The last leg of today’s government-sponsored casino is the mind-boggling—and extortionate—costs of medical care and medicine, which fuels businesses that feed the campaign coffers of corrupt politicians, who do all in their power to make certain hospitals and, in particular, pharmaceutical companies can take full advantage of people when they are at their weakest and most vulnerable. Reading a hospital bill after an illness or injury is a gasp-inducing exercise, and the fear of what insurance companies will decide not to cover haunts those who are often, quite literally, just fighting to survive. Politicians who are anxious not to offend their paymasters have, rather than simply demanding systemic price reductions from providers, spent the last half-century cost-shifting the expense of healthcare into Medicaid and Medicare systems that are now going broke. 

It should be no surprise that the healthcare industry pays only cursory attention to preventive care and rarely wants to expend the effort to push back against the junk food and fast food industries that are killing us—one soda pop at a time. After all, unhealthy Americans are money in the bank, so why rock the boat? However, initiatives by the Trump administration to demand more transparent pricing from hospitals during his first term and radically reduce the cost of pharmaceuticals in his second, combined with the efforts of HHS Secretary Robert F. Kennedy Jr. to improve our food quality, might be the beginning of the end for this last economic casino.

It would be remiss not to recognize that any economic system built on the pursuit of profit can easily veer toward the predatory. Understanding this reality, one can readily understand the attraction of Socialism/Communism for those who despair of ever being able to pay their bills and lead a comfortable life. However, one must know the root of this problem is government policies that surreptitiously encourage profiteering that is actually outright theft while both strangling competition and mandating wasteful spending. Imagine what could be done for average Americans if we had back all the money we have blown for decades on the Green Energy hoax, housing policies and incentives that empty the pockets of working Americans, or even a portion of the taxpayer funding that has flowed into the coffers of healthcare providers and pharmaceutical companies via Medicare and Medicaid.
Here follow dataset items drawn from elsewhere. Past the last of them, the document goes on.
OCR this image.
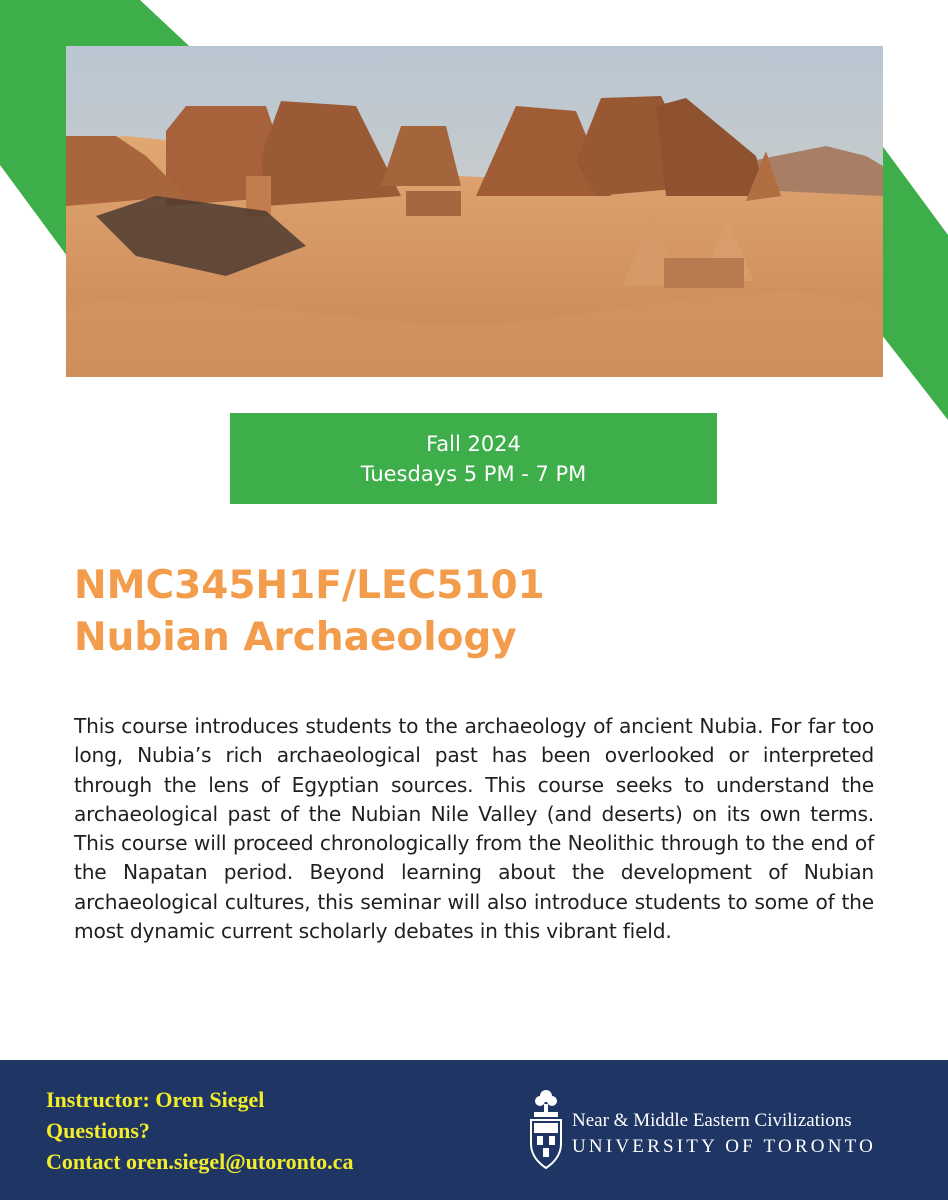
Fall 2024
Tuesdays 5 PM - 7 PM
NMC345H1F/LEC5101
Nubian Archaeology
This course introduces students to the archaeology of ancient Nubia. For far too long, Nubia’s rich archaeological past has been overlooked or interpreted through the lens of Egyptian sources. This course seeks to understand the archaeological past of the Nubian Nile Valley (and deserts) on its own terms. This course will proceed chronologically from the Neolithic through to the end of the Napatan period. Beyond learning about the development of Nubian archaeological cultures, this seminar will also introduce students to some of the most dynamic current scholarly debates in this vibrant field.
Instructor: Oren Siegel
Questions?
Contact oren.siegel@utoronto.ca
Near & Middle Eastern Civilizations
UNIVERSITY OF TORONTO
When capitalism is allowed to work at it‘s best, it delivers a fair value for the dollar. However, chicanery and cost shifting today has, thanks to unwarranted government interventions and politicized priorities, turned too much of our economic activity into an exceedingly cruel joke that is betraying our citizens and bankrupting our future. Gambling with taxpayer money—or simply giving it away—is the very definition of crony capitalism, and the moneyed interests that have hijacked our political system to enrich themselves must be held accountable if we are ever to have faith in our nation’s leadership again. Although we still have honest businesses striving to provide the best possible products and services at the best possible price, the shame of our nation is that we allow crooks (and crooked politicians) to rob us on a daily basis with smirking impunity from prosecution because what they are doing is “legal”—even if it is wrong.
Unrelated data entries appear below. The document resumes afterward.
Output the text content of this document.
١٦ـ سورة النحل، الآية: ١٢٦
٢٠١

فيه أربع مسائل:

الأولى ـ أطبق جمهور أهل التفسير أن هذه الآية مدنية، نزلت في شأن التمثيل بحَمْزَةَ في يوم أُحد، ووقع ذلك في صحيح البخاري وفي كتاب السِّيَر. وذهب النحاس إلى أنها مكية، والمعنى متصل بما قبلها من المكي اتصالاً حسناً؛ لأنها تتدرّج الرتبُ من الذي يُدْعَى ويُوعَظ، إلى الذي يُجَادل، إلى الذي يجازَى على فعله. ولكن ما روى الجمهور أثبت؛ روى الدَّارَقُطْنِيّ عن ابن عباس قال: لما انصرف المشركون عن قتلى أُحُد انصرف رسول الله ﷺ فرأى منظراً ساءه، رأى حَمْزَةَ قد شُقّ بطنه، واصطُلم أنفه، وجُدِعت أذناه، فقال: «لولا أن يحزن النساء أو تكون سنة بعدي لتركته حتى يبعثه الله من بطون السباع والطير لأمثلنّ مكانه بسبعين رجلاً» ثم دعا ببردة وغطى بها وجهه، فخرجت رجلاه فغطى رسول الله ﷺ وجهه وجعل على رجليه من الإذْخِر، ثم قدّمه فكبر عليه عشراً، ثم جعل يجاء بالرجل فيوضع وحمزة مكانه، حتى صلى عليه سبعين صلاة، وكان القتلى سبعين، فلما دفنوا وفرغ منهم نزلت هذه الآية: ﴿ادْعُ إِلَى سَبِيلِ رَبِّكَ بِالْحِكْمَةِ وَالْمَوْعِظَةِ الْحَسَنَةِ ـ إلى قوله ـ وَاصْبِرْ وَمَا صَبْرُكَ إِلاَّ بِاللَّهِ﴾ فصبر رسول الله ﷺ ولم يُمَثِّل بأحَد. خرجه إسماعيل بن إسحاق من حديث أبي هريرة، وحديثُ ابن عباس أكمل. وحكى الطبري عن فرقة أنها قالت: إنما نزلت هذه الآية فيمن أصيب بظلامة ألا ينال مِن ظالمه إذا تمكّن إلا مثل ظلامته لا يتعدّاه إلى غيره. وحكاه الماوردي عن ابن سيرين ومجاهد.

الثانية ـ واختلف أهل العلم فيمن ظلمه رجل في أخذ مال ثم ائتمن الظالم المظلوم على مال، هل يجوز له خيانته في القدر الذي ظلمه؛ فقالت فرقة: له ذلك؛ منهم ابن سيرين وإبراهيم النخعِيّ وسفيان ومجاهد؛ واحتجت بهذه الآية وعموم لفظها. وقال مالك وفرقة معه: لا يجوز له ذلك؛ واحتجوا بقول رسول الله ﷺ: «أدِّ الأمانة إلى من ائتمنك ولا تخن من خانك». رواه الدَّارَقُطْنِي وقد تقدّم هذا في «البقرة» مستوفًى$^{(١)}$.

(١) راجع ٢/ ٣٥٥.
When these three legs of today’s casino economy collapse (at least two are already teetering), there will be a hard reckoning that will cause a great deal of economic pain. Jobs will be lost and the reorganizations that follow will fundamentally change the business models of our energy, housing, and healthcare sectors. This process will play out in multiple unexpected ways over the course of many years. 

However, accountability will be the key to restoring the faith of our citizens in our basic governmental institutions, and if this does not clearly occur, we will see a lot of pain and no real gains.